And now we see where the results of all this recent flurry of enquiry about the killer POKE has gone! An excellent video:
https://www.youtube.com/watch?v=7bMJ0NIuWU0
Yes, just as I said, "The Killer Poke is Busted"
Also, don't get too upset about forcing the output of a 74LS TTL IC to ground, remember that a TTL IC is excellent at sinking current, but pretty useless at sourcing it. This is one of the primary reasons why negative logic designs were encouraged (true active low) in that the operating states, where all the action was happening, were generally low on gate outputs with a fan out of 10 or so IC inputs. Also why you will note a lot of enable lines on TTL chips are active low, example chip select lines on ROMs etc.
In addition, passing by all the remarks in the video, the fundamental problem with the "killer Poke" was in fact nothing at all to do with the design of the computer. It was the design of the VDU that was the problem in my view.

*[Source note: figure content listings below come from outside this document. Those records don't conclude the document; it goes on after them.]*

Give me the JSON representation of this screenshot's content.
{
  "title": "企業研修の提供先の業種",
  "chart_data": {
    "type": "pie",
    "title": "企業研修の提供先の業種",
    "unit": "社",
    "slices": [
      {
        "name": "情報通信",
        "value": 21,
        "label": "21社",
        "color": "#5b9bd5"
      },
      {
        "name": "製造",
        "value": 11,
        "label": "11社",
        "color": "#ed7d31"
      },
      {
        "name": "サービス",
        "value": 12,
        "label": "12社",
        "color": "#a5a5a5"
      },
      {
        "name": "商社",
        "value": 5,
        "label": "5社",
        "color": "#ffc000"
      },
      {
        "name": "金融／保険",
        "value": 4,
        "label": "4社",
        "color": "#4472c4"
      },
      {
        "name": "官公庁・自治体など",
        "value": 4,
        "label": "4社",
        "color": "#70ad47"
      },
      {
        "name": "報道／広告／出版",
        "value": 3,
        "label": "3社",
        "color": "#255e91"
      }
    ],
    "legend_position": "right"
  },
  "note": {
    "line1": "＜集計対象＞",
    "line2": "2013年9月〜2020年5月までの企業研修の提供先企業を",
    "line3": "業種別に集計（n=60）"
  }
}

When it comes to video snow obviously, if the computer is doing things that alters the video ram data, during scan time you are going to see it as the ram is read out. So most designs, or operating modes, the video ram data updates in the blanking time. The H blanking time is very short, so mostly its done in the V blanking time to avoid image disturbances on the VDU (video monitor).
Back to the monitor:
Because the video monitor in the PET was built into the housing, the designers in my view took liberties. If the pet was designed to drive an existing external monitor, like many computers such as the SOL-20, they would have been forced to create a near industry standard composite video signal.
However, since they custom designed the monitor(VDU), they thought, heck, why bother having an independent vertical and horizontal scan oscillator, we can save on parts and not have that, we will create those signals from the computer's logic circuitry. It was actually a foolish error and I suspect that the designers were unfamiliar with the lesson learnt in the Television industry, where it was realized, even in the early 1930's, that H & V scan oscillators for video monitors (or the part of a TV you can call that) need to be "free running" with their own oscillators, and synchronized to the incoming timing pulses, but don't depend on those incoming pulses (after all it might be noise) to even be present or roughly correct, and they can be grossly abnormal in amplitude and frequency without any detrimental effect on the monitor or VDU part of the television.
So in a computer system, if you don't have those independent scan oscillators (like you have in a standard TV monitor) and rely on H & V "Drive" signals from the computer's logic circuits to coordinate the scan activities (and the fact that the EHT and other auxiliary voltages are derived from the H scan output stage), and for any reason these drive pulses from the computer's logic circuits are corrupted in any way, it will affect the VDU. As noted though a reduction in V drive signal amplitude or frequency cannot harm the monitor in my view, but this is definitely not the case for the Horizontal scan circuits.